I'm new to Angular. I'm developing a simple login form whereby the username typed is compared to a username returned from a JSON query. If a match is found, the login is processed.

I feel the way I'm doing it isn't safe, am I right in thinking that the returned JSON string could be accessed through the browser's console?

I will be adding password check to this as well in the near future, once I understand how to properly go about this.

I would like pointing in the right direction to approach the issue of user login the Angular way.

app.js

angular.module('userApp', ["ngResource"]).
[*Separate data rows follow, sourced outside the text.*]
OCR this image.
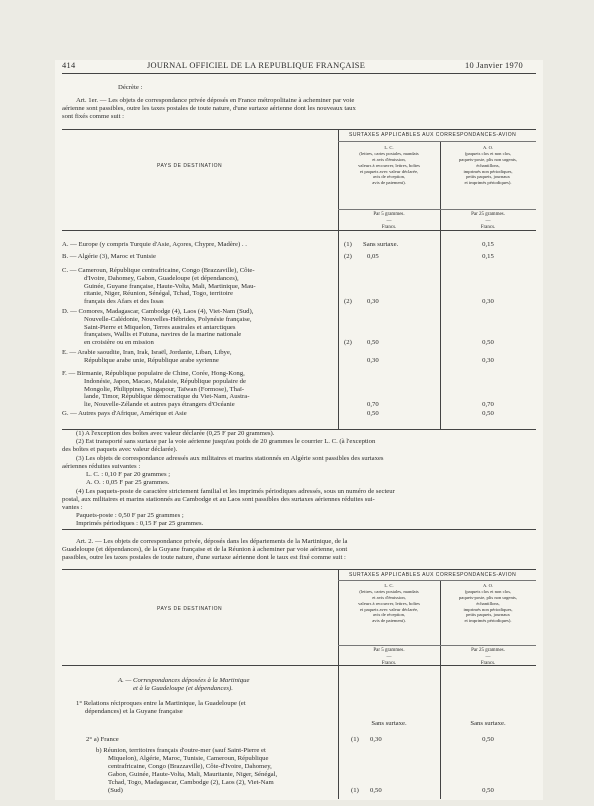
414	JOURNAL OFFICIEL DE LA REPUBLIQUE FRANÇAISE	10 Janvier 1970
Décrète :
Art. 1er. — Les objets de correspondance privée déposés en France métropolitaine à acheminer par voie
aérienne sont passibles, outre les taxes postales de toute nature, d'une surtaxe aérienne dont les nouveaux taux
sont fixés comme suit :
SURTAXES APPLICABLES AUX CORRESPONDANCES-AVION
PAYS DE DESTINATION
L. C.
(lettres, cartes postales, mandats
et avis d'émission,
valeurs à recouvrer, lettres, boîtes
et paquets avec valeur déclarée,
avis de réception,
avis de paiement).
A. O.
(paquets clos et non clos,
paquets-poste, plis non urgents,
échantillons,
imprimés non périodiques,
petits paquets, journaux
et imprimés périodiques).
Par 5 grammes.
—
Francs.
Par 25 grammes.
—
Francs.
A. — Europe (y compris Turquie d'Asie, Açores, Chypre, Madère) . .	(1) Sans surtaxe.	0,15
B. — Algérie (3), Maroc et Tunisie	(2) 0,05	0,15
C. — Cameroun, République centrafricaine, Congo (Brazzaville), Côte-
d'Ivoire, Dahomey, Gabon, Guadeloupe (et dépendances),
Guinée, Guyane française, Haute-Volta, Mali, Martinique, Mau-
ritanie, Niger, Réunion, Sénégal, Tchad, Togo, territoire
français des Afars et des Issas	(2) 0,30	0,30
D. — Comores, Madagascar, Cambodge (4), Laos (4), Viet-Nam (Sud),
Nouvelle-Calédonie, Nouvelles-Hébrides, Polynésie française,
Saint-Pierre et Miquelon, Terres australes et antarctiques
françaises, Wallis et Futuna, navires de la marine nationale
en croisière ou en mission	(2) 0,50	0,50
E. — Arabie saoudite, Iran, Irak, Israël, Jordanie, Liban, Libye,
République arabe unie, République arabe syrienne	0,30	0,30
F. — Birmanie, République populaire de Chine, Corée, Hong-Kong,
Indonésie, Japon, Macao, Malaisie, République populaire de
Mongolie, Philippines, Singapour, Taïwan (Formose), Thaï-
lande, Timor, République démocratique du Viet-Nam, Austra-
lie, Nouvelle-Zélande et autres pays étrangers d'Océanie	0,70	0,70
G. — Autres pays d'Afrique, Amérique et Asie	0,50	0,50
(1) A l'exception des boîtes avec valeur déclarée (0,25 F par 20 grammes).
(2) Est transporté sans surtaxe par la voie aérienne jusqu'au poids de 20 grammes le courrier L. C. (à l'exception
des boîtes et paquets avec valeur déclarée).
(3) Les objets de correspondance adressés aux militaires et marins stationnés en Algérie sont passibles des surtaxes
aériennes réduites suivantes :
L. C. : 0,10 F par 20 grammes ;
A. O. : 0,05 F par 25 grammes.
(4) Les paquets-poste de caractère strictement familial et les imprimés périodiques adressés, sous un numéro de secteur
postal, aux militaires et marins stationnés au Cambodge et au Laos sont passibles des surtaxes aériennes réduites sui-
vantes :
Paquets-poste : 0,50 F par 25 grammes ;
Imprimés périodiques : 0,15 F par 25 grammes.
Art. 2. — Les objets de correspondance privée, déposés dans les départements de la Martinique, de la
Guadeloupe (et dépendances), de la Guyane française et de la Réunion à acheminer par voie aérienne, sont
passibles, outre les taxes postales de toute nature, d'une surtaxe aérienne dont le taux est fixé comme suit :
SURTAXES APPLICABLES AUX CORRESPONDANCES-AVION
PAYS DE DESTINATION
L. C.
(lettres, cartes postales, mandats
et avis d'émission,
valeurs à recouvrer, lettres, boîtes
et paquets avec valeur déclarée,
avis de réception,
avis de paiement).
A. O.
(paquets clos et non clos,
paquets-poste, plis non urgents,
échantillons,
imprimés non périodiques,
petits paquets, journaux
et imprimés périodiques).
Par 5 grammes.
—
Francs.
Par 25 grammes.
—
Francs.
A. — Correspondances déposées à la Martinique
et à la Guadeloupe (et dépendances).
1° Relations réciproques entre la Martinique, la Guadeloupe (et
dépendances) et la Guyane française
Sans surtaxe.	Sans surtaxe.
2° a) France	(1) 0,30	0,50
b) Réunion, territoires français d'outre-mer (sauf Saint-Pierre et
Miquelon), Algérie, Maroc, Tunisie, Cameroun, République
centrafricaine, Congo (Brazzaville), Côte-d'Ivoire, Dahomey,
Gabon, Guinée, Haute-Volta, Mali, Mauritanie, Niger, Sénégal,
Tchad, Togo, Madagascar, Cambodge (2), Laos (2), Viet-Nam
(Sud)	(1) 0,50	0,50
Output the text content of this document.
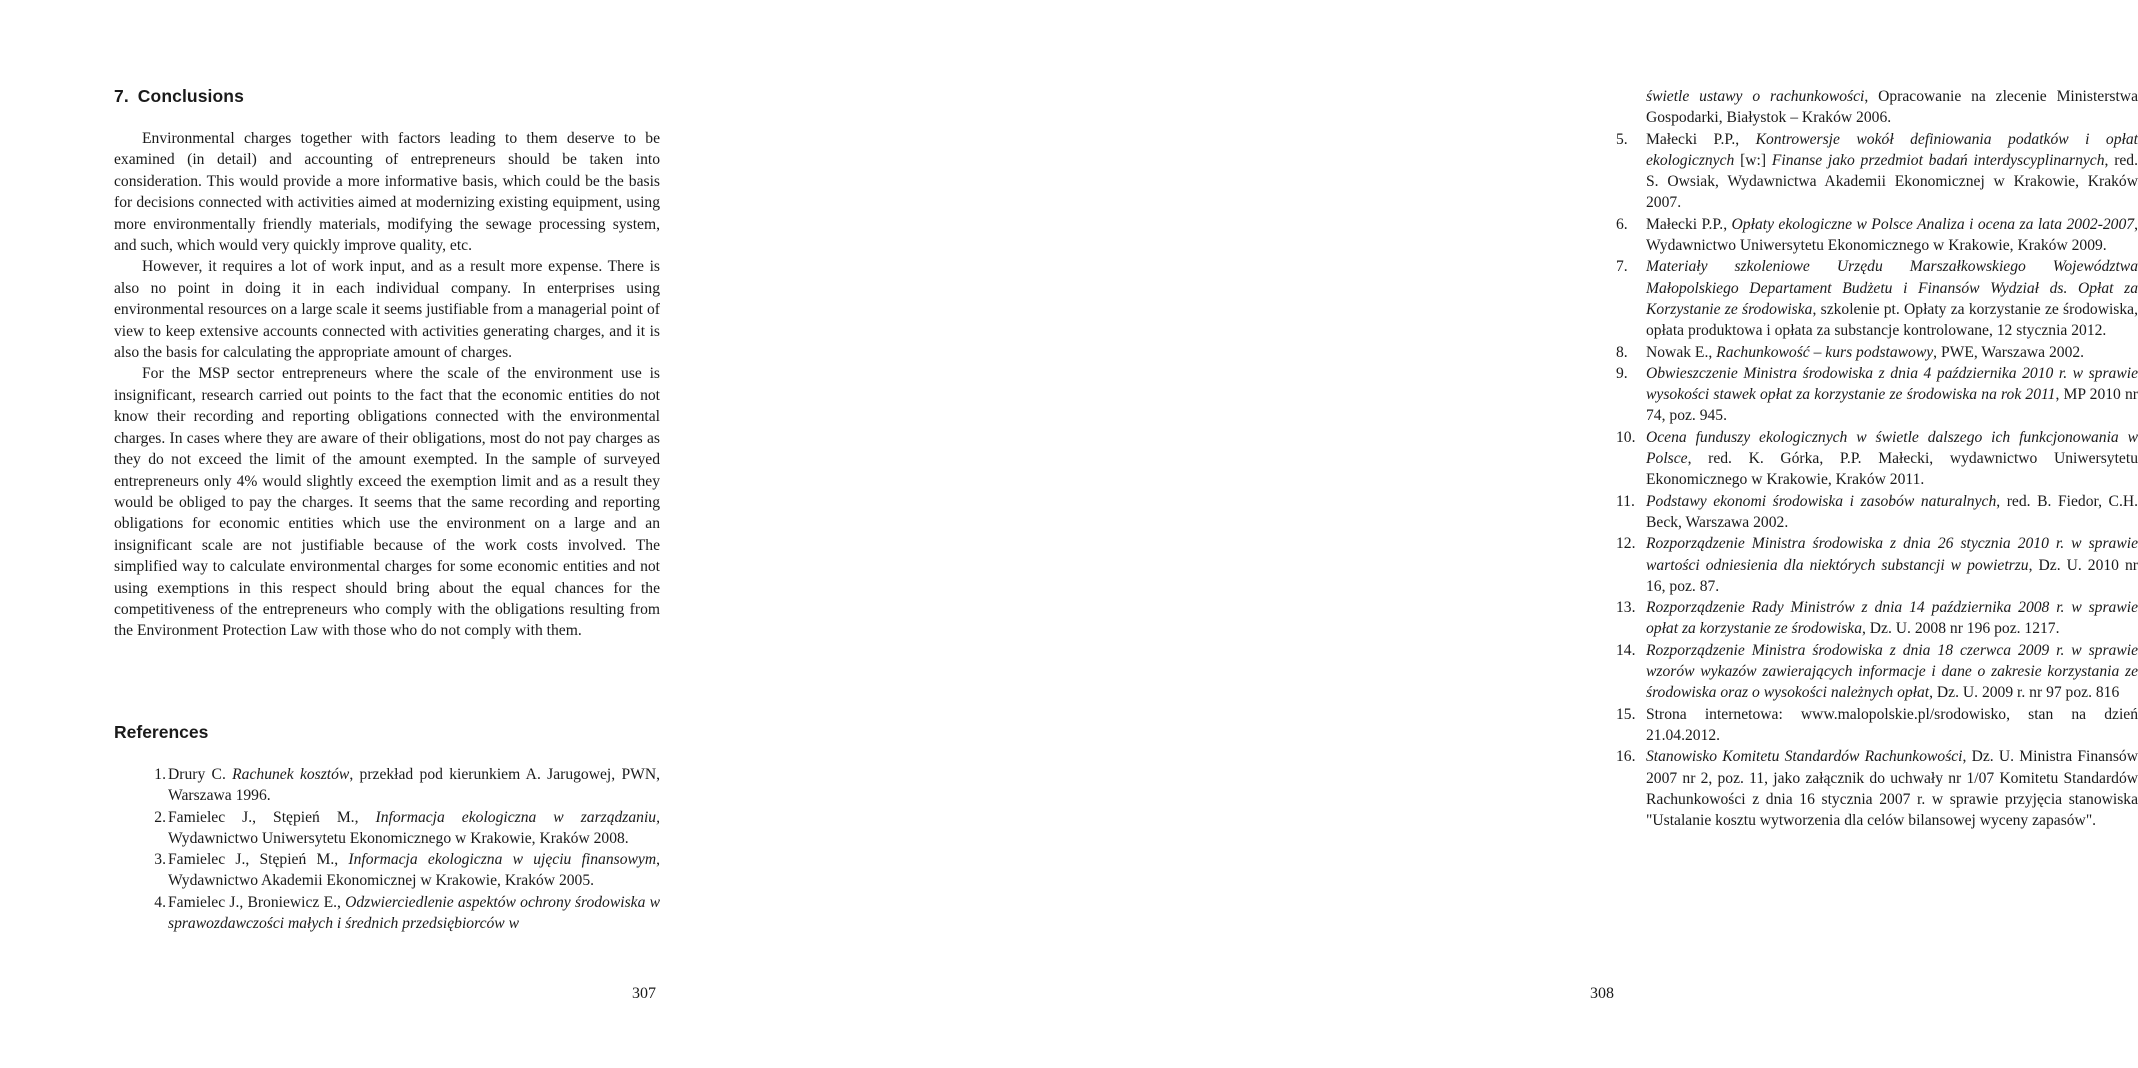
7. Conclusions

Environmental charges together with factors leading to them deserve to be examined (in detail) and accounting of entrepreneurs should be taken into consideration. This would provide a more informative basis, which could be the basis for decisions connected with activities aimed at modernizing existing equipment, using more environmentally friendly materials, modifying the sewage processing system, and such, which would very quickly improve quality, etc.

However, it requires a lot of work input, and as a result more expense. There is also no point in doing it in each individual company. In enterprises using environmental resources on a large scale it seems justifiable from a managerial point of view to keep extensive accounts connected with activities generating charges, and it is also the basis for calculating the appropriate amount of charges.

For the MSP sector entrepreneurs where the scale of the environment use is insignificant, research carried out points to the fact that the economic entities do not know their recording and reporting obligations connected with the environmental charges. In cases where they are aware of their obligations, most do not pay charges as they do not exceed the limit of the amount exempted. In the sample of surveyed entrepreneurs only 4% would slightly exceed the exemption limit and as a result they would be obliged to pay the charges. It seems that the same recording and reporting obligations for economic entities which use the environment on a large and an insignificant scale are not justifiable because of the work costs involved. The simplified way to calculate environmental charges for some economic entities and not using exemptions in this respect should bring about the equal chances for the competitiveness of the entrepreneurs who comply with the obligations resulting from the Environment Protection Law with those who do not comply with them.

References
1. Drury C. Rachunek kosztów, przekład pod kierunkiem A. Jarugowej, PWN, Warszawa 1996.
2. Famielec J., Stępień M., Informacja ekologiczna w zarządzaniu, Wydawnictwo Uniwersytetu Ekonomicznego w Krakowie, Kraków 2008.
3. Famielec J., Stępień M., Informacja ekologiczna w ujęciu finansowym, Wydawnictwo Akademii Ekonomicznej w Krakowie, Kraków 2005.
4. Famielec J., Broniewicz E., Odzwierciedlenie aspektów ochrony środowiska w sprawozdawczości małych i średnich przedsiębiorców w
307
świetle ustawy o rachunkowości, Opracowanie na zlecenie Ministerstwa Gospodarki, Białystok – Kraków 2006.
5.	Małecki P.P., Kontrowersje wokół definiowania podatków i opłat ekologicznych [w:] Finanse jako przedmiot badań interdyscyplinarnych, red. S. Owsiak, Wydawnictwa Akademii Ekonomicznej w Krakowie, Kraków 2007.
6.	Małecki P.P., Opłaty ekologiczne w Polsce Analiza i ocena za lata 2002-2007, Wydawnictwo Uniwersytetu Ekonomicznego w Krakowie, Kraków 2009.
7.	Materiały szkoleniowe Urzędu Marszałkowskiego Województwa Małopolskiego Departament Budżetu i Finansów Wydział ds. Opłat za Korzystanie ze środowiska, szkolenie pt. Opłaty za korzystanie ze środowiska, opłata produktowa i opłata za substancje kontrolowane, 12 stycznia 2012.
8.	Nowak E., Rachunkowość – kurs podstawowy, PWE, Warszawa 2002.
9.	Obwieszczenie Ministra środowiska z dnia 4 października 2010 r. w sprawie wysokości stawek opłat za korzystanie ze środowiska na rok 2011, MP 2010 nr 74, poz. 945.
10. Ocena funduszy ekologicznych w świetle dalszego ich funkcjonowania w Polsce, red. K. Górka, P.P. Małecki, wydawnictwo Uniwersytetu Ekonomicznego w Krakowie, Kraków 2011.
11. Podstawy ekonomi środowiska i zasobów naturalnych, red. B. Fiedor, C.H. Beck, Warszawa 2002.
12. Rozporządzenie Ministra środowiska z dnia 26 stycznia 2010 r. w sprawie wartości odniesienia dla niektórych substancji w powietrzu, Dz. U. 2010 nr 16, poz. 87.
13. Rozporządzenie Rady Ministrów z dnia 14 października 2008 r. w sprawie opłat za korzystanie ze środowiska, Dz. U. 2008 nr 196 poz. 1217.
14. Rozporządzenie Ministra środowiska z dnia 18 czerwca 2009 r. w sprawie wzorów wykazów zawierających informacje i dane o zakresie korzystania ze środowiska oraz o wysokości należnych opłat, Dz. U. 2009 r. nr 97 poz. 816
15. Strona internetowa: www.malopolskie.pl/srodowisko, stan na dzień 21.04.2012.
16. Stanowisko Komitetu Standardów Rachunkowości, Dz. U. Ministra Finansów 2007 nr 2, poz. 11, jako załącznik do uchwały nr 1/07 Komitetu Standardów Rachunkowości z dnia 16 stycznia 2007 r. w sprawie przyjęcia stanowiska "Ustalanie kosztu wytworzenia dla celów bilansowej wyceny zapasów".
308
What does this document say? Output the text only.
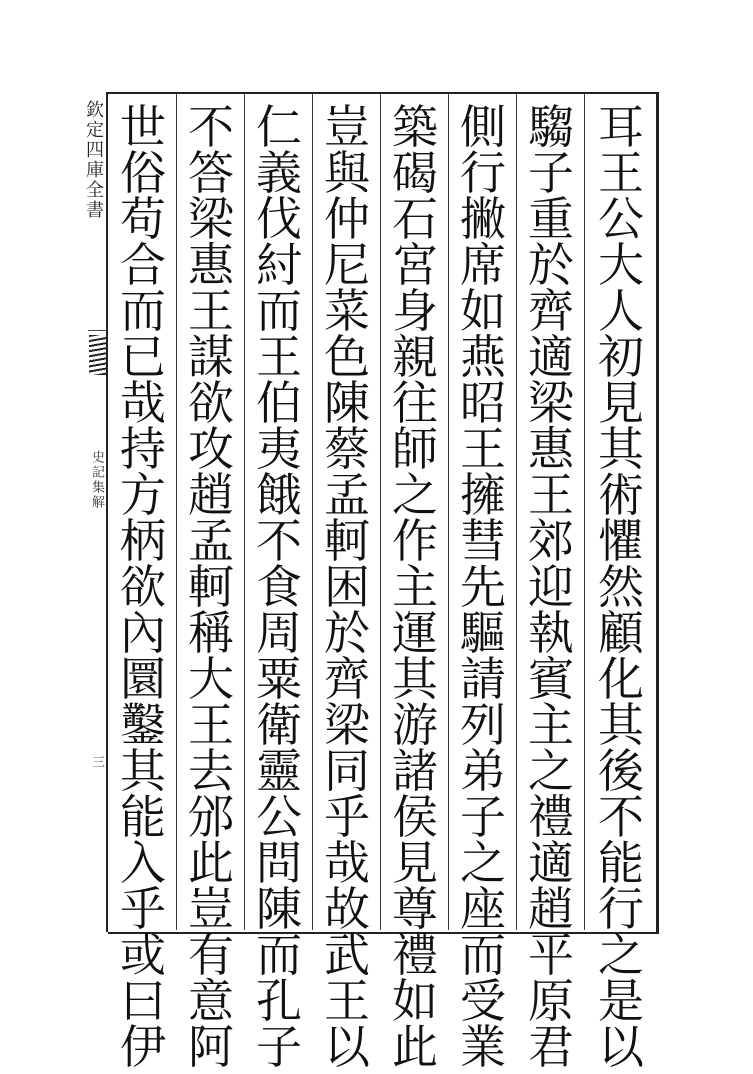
欽定四庫全書
史記集解
三
耳
王
公
大
人
初
見
其
術
懼
然
顧
化
其
後
不
能
行
之
是
以
騶
子
重
於
齊
適
梁
惠
王
郊
迎
執
賓
主
之
禮
適
趙
平
原
君
側
行
撇
席
如
燕
昭
王
擁
彗
先
驅
請
列
弟
子
之
座
而
受
業
築
碣
石
宮
身
親
往
師
之
作
主
運
其
游
諸
侯
見
尊
禮
如
此
豈
與
仲
尼
菜
色
陳
蔡
孟
軻
困
於
齊
梁
同
乎
哉
故
武
王
以
仁
義
伐
紂
而
王
伯
夷
餓
不
食
周
粟
衛
靈
公
問
陳
而
孔
子
不
答
梁
惠
王
謀
欲
攻
趙
孟
軻
稱
大
王
去
邠
此
豈
有
意
阿
世
俗
苟
合
而
已
哉
持
方
柄
欲
內
圜
鑿
其
能
入
乎
或
曰
伊
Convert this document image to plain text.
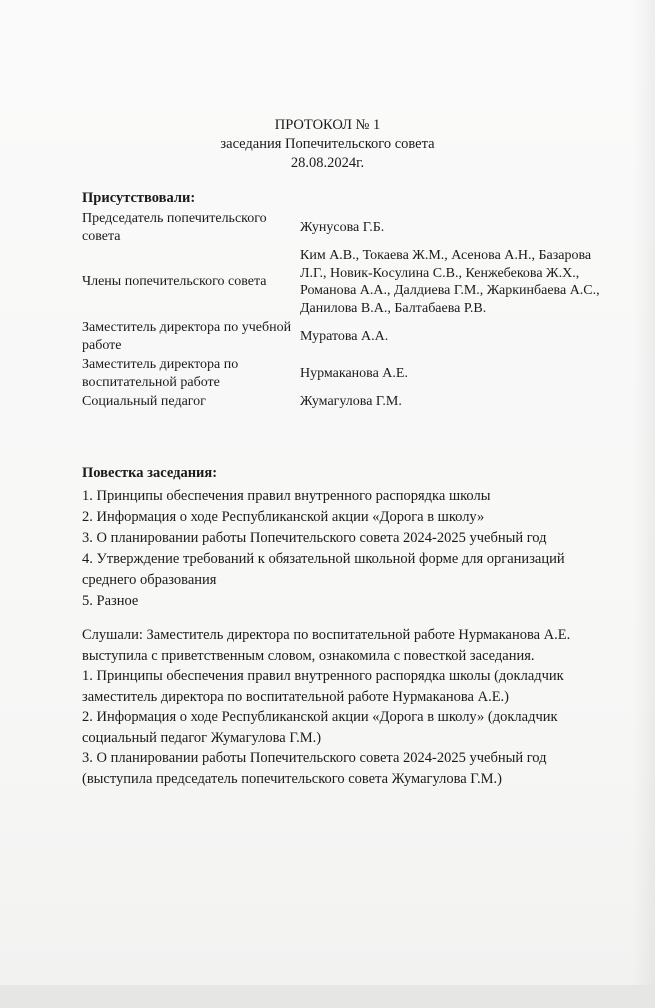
ПРОТОКОЛ № 1
заседания Попечительского совета
28.08.2024г.
Присутствовали:
Председатель попечительского совета	Жунусова Г.Б.
Члены попечительского совета	Ким А.В., Токаева Ж.М., Асенова А.Н., Базарова Л.Г., Новик-Косулина С.В., Кенжебекова Ж.Х., Романова А.А., Далдиева Г.М., Жаркинбаева А.С., Данилова В.А., Балтабаева Р.В.
Заместитель директора по учебной работе	Муратова А.А.
Заместитель директора по воспитательной работе	Нурмаканова А.Е.
Социальный педагог	Жумагулова Г.М.
Повестка заседания:
1. Принципы обеспечения правил внутренного распорядка школы
2. Информация о ходе Республиканской акции «Дорога в школу»
3. О планировании работы Попечительского совета 2024-2025 учебный год
4. Утверждение требований к обязательной школьной форме для организаций среднего образования
5. Разное
Слушали: Заместитель директора по воспитательной работе Нурмаканова А.Е. выступила с приветственным словом, ознакомила с повесткой заседания.
1. Принципы обеспечения правил внутренного распорядка школы (докладчик заместитель директора по воспитательной работе Нурмаканова А.Е.)
2. Информация о ходе Республиканской акции «Дорога в школу» (докладчик социальный педагог Жумагулова Г.М.)
3. О планировании работы Попечительского совета 2024-2025 учебный год (выступила председатель попечительского совета Жумагулова Г.М.)
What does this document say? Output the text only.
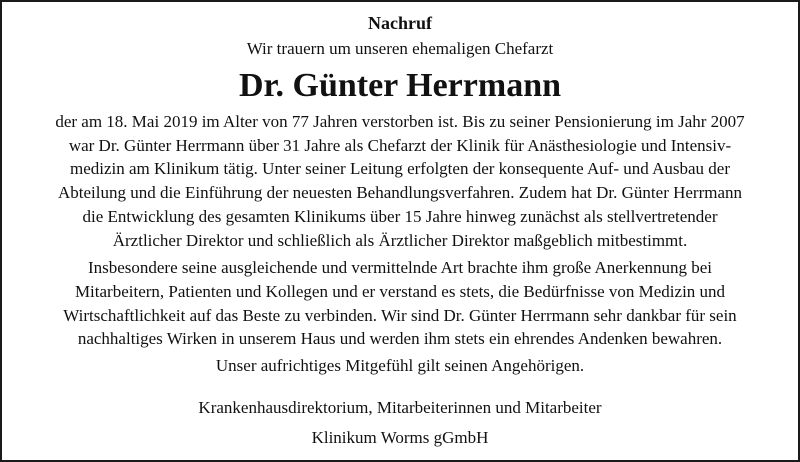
Nachruf
Wir trauern um unseren ehemaligen Chefarzt
Dr. Günter Herrmann
der am 18. Mai 2019 im Alter von 77 Jahren verstorben ist. Bis zu seiner Pensionierung im Jahr 2007
war Dr. Günter Herrmann über 31 Jahre als Chefarzt der Klinik für Anästhesiologie und Intensiv-
medizin am Klinikum tätig. Unter seiner Leitung erfolgten der konsequente Auf- und Ausbau der
Abteilung und die Einführung der neuesten Behandlungsverfahren. Zudem hat Dr. Günter Herrmann
die Entwicklung des gesamten Klinikums über 15 Jahre hinweg zunächst als stellvertretender
Ärztlicher Direktor und schließlich als Ärztlicher Direktor maßgeblich mitbestimmt.
Insbesondere seine ausgleichende und vermittelnde Art brachte ihm große Anerkennung bei
Mitarbeitern, Patienten und Kollegen und er verstand es stets, die Bedürfnisse von Medizin und
Wirtschaftlichkeit auf das Beste zu verbinden. Wir sind Dr. Günter Herrmann sehr dankbar für sein
nachhaltiges Wirken in unserem Haus und werden ihm stets ein ehrendes Andenken bewahren.
Unser aufrichtiges Mitgefühl gilt seinen Angehörigen.
Krankenhausdirektorium, Mitarbeiterinnen und Mitarbeiter
Klinikum Worms gGmbH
config(['$routeProvider', function($routeProvider) {
    $routeProvider.
        when('/login', {templateUrl: 'partials/login.html',   controller: LoginCtrl}).
        when('/loggedin', {templateUrl: 'partials/user-admin.html', controller: UserCtrl}).
        otherwise({redirectTo: '/login'});
}],[ '$locationProvider', function($locationProvider) {
    $locationProvider.html5Mode = true;
}]).

factory("User", function($resource) {
    return $resource("users/:userId.json", {}, {
        query: {method: "GET", params: {userId: "users"}, isArray: true}
    });
});

controllers.js

function LoginCtrl($scope, $route, $routeParams, $location, User) {
    $scope.users = User.query();
    $scope.loginUser = function() {
        var loggedin = false;
        var totalUsers = $scope.users.length;
        var usernameTyped = $scope.userUsername;

        for( i=0; i < totalUsers; i++ ) {
            if( $scope.users[i].name === usernameTyped ) {
                loggedin = true;
                break;
            }
        }

        if( loggedin === true ) {
            alert("login successful");
            $location.path("/loggedin");
        } else {
            alert("username does not exist")
        }
    }
}

Answer 1

Yes, you are right - this is not safe. NEVER do such things:

• NEVER store plain passwords in database (like "my_password_123"
• NEVER return any sort of sensitive information to the client and perform secret computations in JavaScript
• NEVER use simple password comparison (providedPassword == stored password) in server or client code
• NEVER use unsecure (http) layer - use safe one (HTTPS) instead

A proper way of doing this is following:

1. Generate Hashed value of password on store it in DB. Make sure to use a strong hashing algorithm and salted passwords. At the time of writing this reply SHA-256 would be enough, but make sure to check if it's still considered safe.
2. Wire SSL certificate to get HTTPS support, that way noone will spy on what user sends to your server
3. User enters username+password and sends them to your code on the server. On the server you compute SHA-1 hash and compare it against the stored value in DB. Then you send back the RESULT of authentication to the client and keep the track of it on the server by persistent session.

Please keep in mind that most of this stuff is done by some security frameworks, like Spring Security. I wouldn't recommend doing it all from scratch, as the topic of security is vast and it's easy to make a mistake that can be used by malicious users.